Nachdem sie die Tücher von der erloschenen Glut abgenommen hatte sah sie, dass der Rauch und die Hitze auf den Tontüchern Bilder gezeichnet hatten. Sie breitete die Tücher aus lies sie erkalten und nahm die Lehmschicht ab. Die so entstandenen individuellen Feuerbrandtücher hat sie dann vorsichtig gereinigt und dabei die verschiedenen Maserungen, dunkle Formen, Bilder und Linien entdeckt.

DIESE TÜCHER

sind so besonders, dass sie einige davon kaum bearbeitet hat, sondern nur mit einem Kohlestift darüber ging oder ein paar spärliche Farbakzente gesetzt hat um ihnen „eine Richtung“ zu geben und das zu betonen was sie in den Schmauchspuren gesehen hat.

Ganz nach ihren Vorstellungen hat sie manche so entstandener Leinwände auf Rahmen gespannt und zu farbenfrohen Bildern gemalt. Diese „Feuerbrandtücher“ wurden somit zu ihrer ganz eigenen und einzigartigen Technik, die so besonders ist, dass das Museum of Art in Odessa und die Bayerische Staatsgemäldesammlung – Sammlung moderne Kunst in der Pinakothek der Moderne in München jeweils ein Großgemälde von ihr kauften.

DURCH NICHTS

war sie aufzuhalten in ihrem Schaffens- und Tatendrang.

Am 06.01.2009 erlitt sie, durch einen Christbaumbrand den sie versuchte zu löschen, schwerste Verbrennungen im Gesicht und an beiden Händen.
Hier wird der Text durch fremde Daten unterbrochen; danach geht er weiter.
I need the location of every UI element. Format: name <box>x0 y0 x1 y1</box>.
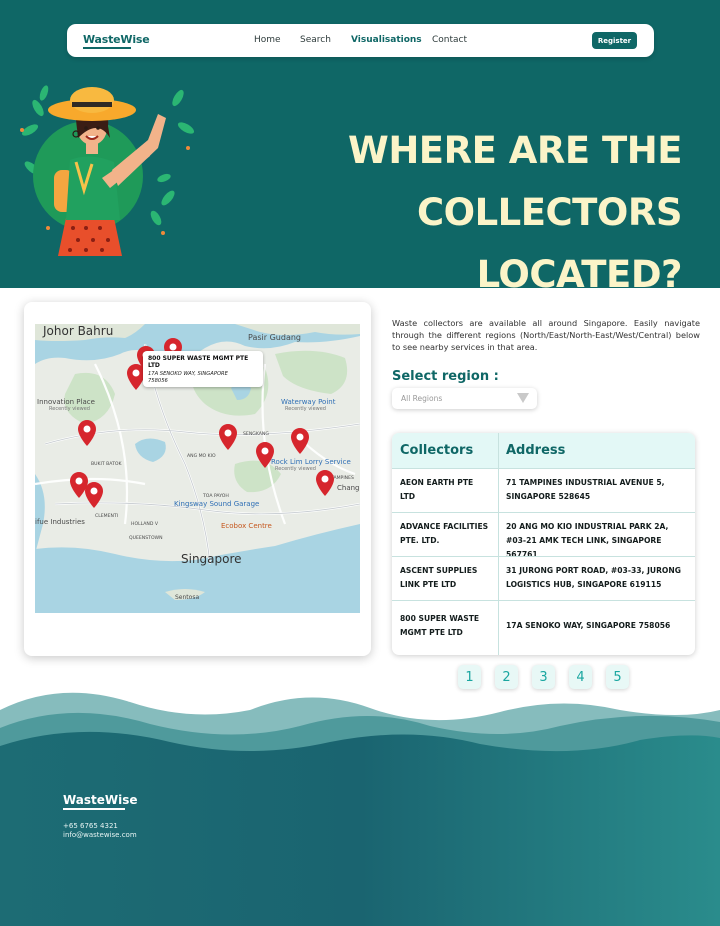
map-label-ecobox: Ecobox Centre <box>221 522 272 530</box>
intro-text: Waste collectors are available all aroun… <box>392 318 700 352</box>
map-label-clementi: CLEMENTI <box>95 514 119 519</box>
table-row[interactable]: AEON EARTH PTE LTD 71 TAMPINES INDUSTRIAL… <box>392 468 695 512</box>
map-label-kingsway: Kingsway Sound Garage <box>174 500 260 508</box>
map-label-waterway: Waterway Point <box>281 398 336 406</box>
map-label-rocklim: Rock Lim Lorry Service <box>271 458 351 466</box>
map-label-bukitbatok: BUKIT BATOK <box>91 462 122 467</box>
map-label-senkang: SENGKANG <box>243 432 269 437</box>
collector-address: 17A SENOKO WAY, SINGAPORE 758056 <box>506 621 671 630</box>
collector-address: 31 JURONG PORT ROAD, #03-33, JURONG LOGIS… <box>506 566 681 589</box>
table-row[interactable]: 800 SUPER WASTE MGMT PTE LTD 17A SENOKO W… <box>392 600 695 655</box>
popup-address-line1: 17A SENOKO WAY, SINGAPORE <box>148 371 228 377</box>
collector-name: ASCENT SUPPLIES LINK PTE LTD <box>400 566 478 589</box>
nav-home[interactable]: Home <box>254 35 281 45</box>
table-row[interactable]: ASCENT SUPPLIES LINK PTE LTD 31 JURONG PO… <box>392 556 695 600</box>
table-header: Collectors Address <box>392 433 695 468</box>
top-navbar: WasteWise Home Search Visualisations Con… <box>67 24 654 57</box>
collectors-table: Collectors Address AEON EARTH PTE LTD 71 … <box>392 433 695 655</box>
region-dropdown[interactable]: All Regions <box>392 388 537 409</box>
logo[interactable]: WasteWise <box>83 33 150 46</box>
hero-title-line2: COLLECTORS LOCATED? <box>416 191 683 296</box>
hero-title: WHERE ARE THE COLLECTORS LOCATED? <box>202 120 682 306</box>
map-label-industries: ifue Industries <box>35 518 85 526</box>
map-label-holland: HOLLAND V <box>131 522 159 527</box>
map-label-changi: Chang <box>337 484 360 492</box>
map-label-rocklim-sub: Recently viewed <box>275 466 316 472</box>
hero-title-line1: WHERE ARE THE <box>348 129 682 172</box>
popup-title: 800 SUPER WASTE MGMT PTE LTD <box>148 355 249 369</box>
map-label-innovation: Innovation Place <box>37 398 95 406</box>
logo-underline <box>83 47 131 49</box>
chevron-down-icon <box>517 393 529 403</box>
map-label-sentosa: Sentosa <box>175 594 200 601</box>
footer: WasteWise +65 6765 4321 info@wastewise.c… <box>0 680 720 926</box>
footer-email[interactable]: info@wastewise.com <box>63 831 137 839</box>
map-card: Johor Bahru Pasir Gudang Innovation Plac… <box>24 302 371 656</box>
footer-phone[interactable]: +65 6765 4321 <box>63 822 118 830</box>
map-pin-icon[interactable] <box>219 424 237 450</box>
header-collectors: Collectors <box>400 443 474 458</box>
hero-banner: WasteWise Home Search Visualisations Con… <box>0 0 720 296</box>
map-label-johor: Johor Bahru <box>43 324 114 338</box>
collector-name: AEON EARTH PTE LTD <box>400 478 474 501</box>
footer-logo-underline <box>63 808 125 810</box>
nav-visualisations[interactable]: Visualisations <box>351 35 422 45</box>
map-label-angmokio: ANG MO KIO <box>187 454 216 459</box>
table-row[interactable]: ADVANCE FACILITIES PTE. LTD. 20 ANG MO KI… <box>392 512 695 559</box>
header-address: Address <box>506 443 566 458</box>
register-button[interactable]: Register <box>592 32 637 49</box>
region-label: Select region : <box>392 369 499 384</box>
map-pin-icon[interactable] <box>78 420 96 446</box>
footer-logo[interactable]: WasteWise <box>63 793 138 807</box>
map-label-waterway-sub: Recently viewed <box>285 406 326 412</box>
nav-search[interactable]: Search <box>300 35 331 45</box>
map-pin-icon[interactable] <box>291 428 309 454</box>
collector-name: 800 SUPER WASTE MGMT PTE LTD <box>400 614 480 637</box>
map-pin-icon[interactable] <box>85 482 103 508</box>
nav-contact[interactable]: Contact <box>432 35 467 45</box>
map-pin-icon[interactable] <box>256 442 274 468</box>
map-label-singapore: Singapore <box>181 552 242 566</box>
collector-name: ADVANCE FACILITIES PTE. LTD. <box>400 522 489 545</box>
region-selected-value: All Regions <box>401 394 443 403</box>
woman-with-hat-illustration <box>20 85 195 256</box>
map-label-queenstown: QUEENSTOWN <box>129 536 163 541</box>
collector-map[interactable]: Johor Bahru Pasir Gudang Innovation Plac… <box>35 324 360 613</box>
map-label-tampines: TAMPINES <box>331 476 354 481</box>
map-info-popup: 800 SUPER WASTE MGMT PTE LTD 17A SENOKO … <box>143 351 263 387</box>
map-pin-icon[interactable] <box>316 470 334 496</box>
map-label-pasir: Pasir Gudang <box>248 333 301 342</box>
popup-address-line2: 758056 <box>148 378 168 384</box>
map-label-toapayoh: TOA PAYOH <box>203 494 229 499</box>
collector-address: 71 TAMPINES INDUSTRIAL AVENUE 5, SINGAPOR… <box>506 478 665 501</box>
map-label-innovation-sub: Recently viewed <box>49 406 90 412</box>
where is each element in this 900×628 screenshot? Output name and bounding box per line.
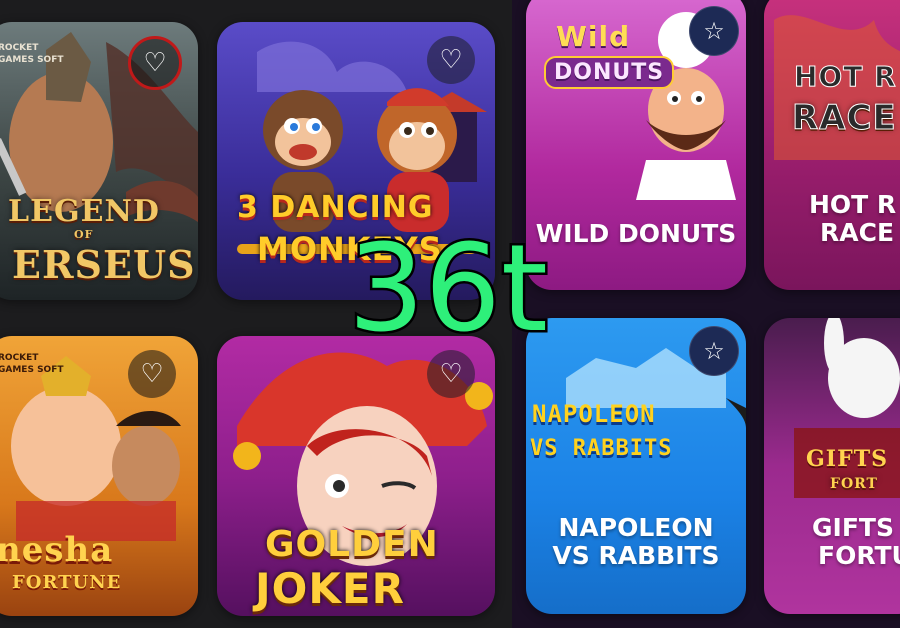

Das Haus brannte bis auf die Grundmauern nieder mit allem was sich darin befand- nur das was in Ihrem Atelier war konnte gerettet werden. Eine Figur- Die Gelassene- konnte aus Schutt und Asche gerettet werden. Diese Skulptur wird die Familie nie verlassen.

Nach einer sehr schweren Zeit mit vielen Haut- und Gewebetransplantationen fing sie sogar schon in der Reha wieder an Bilder zu malen. Sie lies sich dazu Stifte an die verbundenen Hände binden und eine Leinwand aufstellen. Ihre Hände hat sie nur durch eisernes Training wieder dazu gebracht ihr zu dienen. Sie baute ein neues Haus und gestaltete in Ihrem Atelier und ihrem Außenatelier in Schöntrunk noch viele Kunstgegenstände.

NACH DER DIAGNOSE

ihrer schweren Krankheit im Herbst 2017 und einer sehr schweren Operation hat sie bis kurz vor ihrem Ableben unter stärksten Schmerzen und Leiden noch Tonskulpturen und Bilder geschaffen.

Ihr allerletztes Bild ist ein Wunder und niemand weiß wie es entstanden ist und wie sie es „gezeichnet“ hat. Sie wusste, dass sie sterben wird und wir hatten einen „Insider“. Sie sagte bis zum Schluss: „Wenn schon Sterben, dann schön Sterben“……..also haben wir sie ein letztes Mal gewaschen geschminkt und schön umgezogen, sie selbst konnte es nicht mehr.

Wir machten dabei ein Foto von ihrer Körperrückseite, damit wir wussten wie wir sie die nächste Zeit lagern sollten, damit sie kein Durchliegegeschwür bekommt. Sie hatte schon einen leichten Dekubitus und uns erschien es wichtig, dass sie in Ihren letzten Stunden nicht leiden muss.

NACH IHREM TOD

sind wir die Fotos noch einmal durchgegangen um zu sehen, was wir davon löschen können und machten dabei eine unglaublich wunderbare und mysteriöse Entdeckung. Auf einem Bild entdeckten wir ein Gesicht mit zwei Flügeln gehalten von einer Hand, – gemalt durch ein Wunder auf ihren eigenen Körper in Form gebracht durch die Schöpferkraft. Dieses „letzte Bild“ sehen wir als Dankeschön und Botschaft von Ihr an uns alle.

Wir als Familie, aber mit Sicherheit auch viele Ihrer Wegbegleiter und Freunde werden diese wunderbare Frau weiterhin in all ihren Werken bewundern dürfen.

„Ich hätte noch so viele Ideen im Kopf, dafür wird dieses Leben nicht ausreichen, ich nehme dafür vielleicht das Nächste“, war einer Ihrer letzten Sätze.